Yeast Infections in Dogs

Yeast is a naturally occurring spore-form of fungi.

We humans and dogs have healthy amounts of yeast on our bodies when our immune system is functioning properly. When the immune system is not balanced and is underactive, problems with overgrown yeast can occur. Yeast infections seem to appear more often in warm weather.

Medications are often the culprit in unbalanced yeast levels. Antibiotics prescribed for infections often destroy good bacteria as well as the bad. Steroids used to combat allergies will lower an overactive immune system, causing an imbalance of normal flora levels. A dog suffering with allergies can develop an allergy to his/her own yeast.

Diagnosis is made through a culture of skin cells or a skin swab examined through a microscope. But you can tell if your dog has a yeast infection simply by the unpleasant, abnormal odor emanating from him/her.

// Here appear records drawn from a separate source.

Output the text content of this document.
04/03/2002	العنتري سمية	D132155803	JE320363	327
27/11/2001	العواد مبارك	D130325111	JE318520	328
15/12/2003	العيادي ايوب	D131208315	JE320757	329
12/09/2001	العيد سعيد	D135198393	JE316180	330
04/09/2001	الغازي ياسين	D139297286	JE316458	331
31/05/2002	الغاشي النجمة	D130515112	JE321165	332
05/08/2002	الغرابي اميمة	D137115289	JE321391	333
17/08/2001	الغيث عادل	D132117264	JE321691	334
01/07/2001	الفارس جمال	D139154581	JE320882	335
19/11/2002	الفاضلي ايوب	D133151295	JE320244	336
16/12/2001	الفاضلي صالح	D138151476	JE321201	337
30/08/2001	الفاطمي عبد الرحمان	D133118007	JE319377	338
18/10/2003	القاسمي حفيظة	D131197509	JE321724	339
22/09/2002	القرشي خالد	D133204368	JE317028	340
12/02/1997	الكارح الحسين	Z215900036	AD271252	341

Another symptom of overgrown yeast is itchiness. If your dog spends too much time scratching, particularly ears, paws, butt area, think yeast problem.

Yeast requires sugars such as carbohydrates that break down into sugars (honey etc.) in order to grow. This means a good look at your dog’s diet and go sugar-free. Eliminate grains such as rice, wheat, soy, corn from the diet. When adding veggies, avoid potatoes (white and sweet) and those high in sugar such as carrots and beets. Add small amounts of garlic or oregano to your dog’s food which possess anti-fungal properties that will help reduce yeast.

Kefir, usually made from cow, goat or sheep milk and similar to yogurt, has been shown to have many benefits including controlling yeast infections. Start adding small amounts to your dog’s food – 1 teaspoon for small dogs, 1-2 tablespoons for medium size dogs and 2-3 tablespoons for large dogs. Gradually increase amounts to: 1 tbsp. for small dogs, 1/8 cup for medium size dogs, 1/3 cup for large dogs, 1/2 cup for giant dogs.

The affected areas of the body must be cleaned before applying any veterinary recommended salves or lotions. First wash the areas with plain water or add a small amount of hydrogen peroxide and white vinegar. Don’t add too much as it might irritate the skin, about a couple of tablespoons and a cup of vinegar to a gallon of water. For paws, place water in a basin and let them soak a bit. You can then use an anti-fungal shampoo recommended by your vet to clean the area. Follow directions. Rinse using plain water with some white vinegar added. Dry thoroughly. Do this as often as your vet directs. It’s very important to keep the areas clean and very well dried. Check ears, paws and body regularly.

If the yeast infection is chronic and recurring, your dog’s immune system may have to be measured to check levels of immune globulins produced.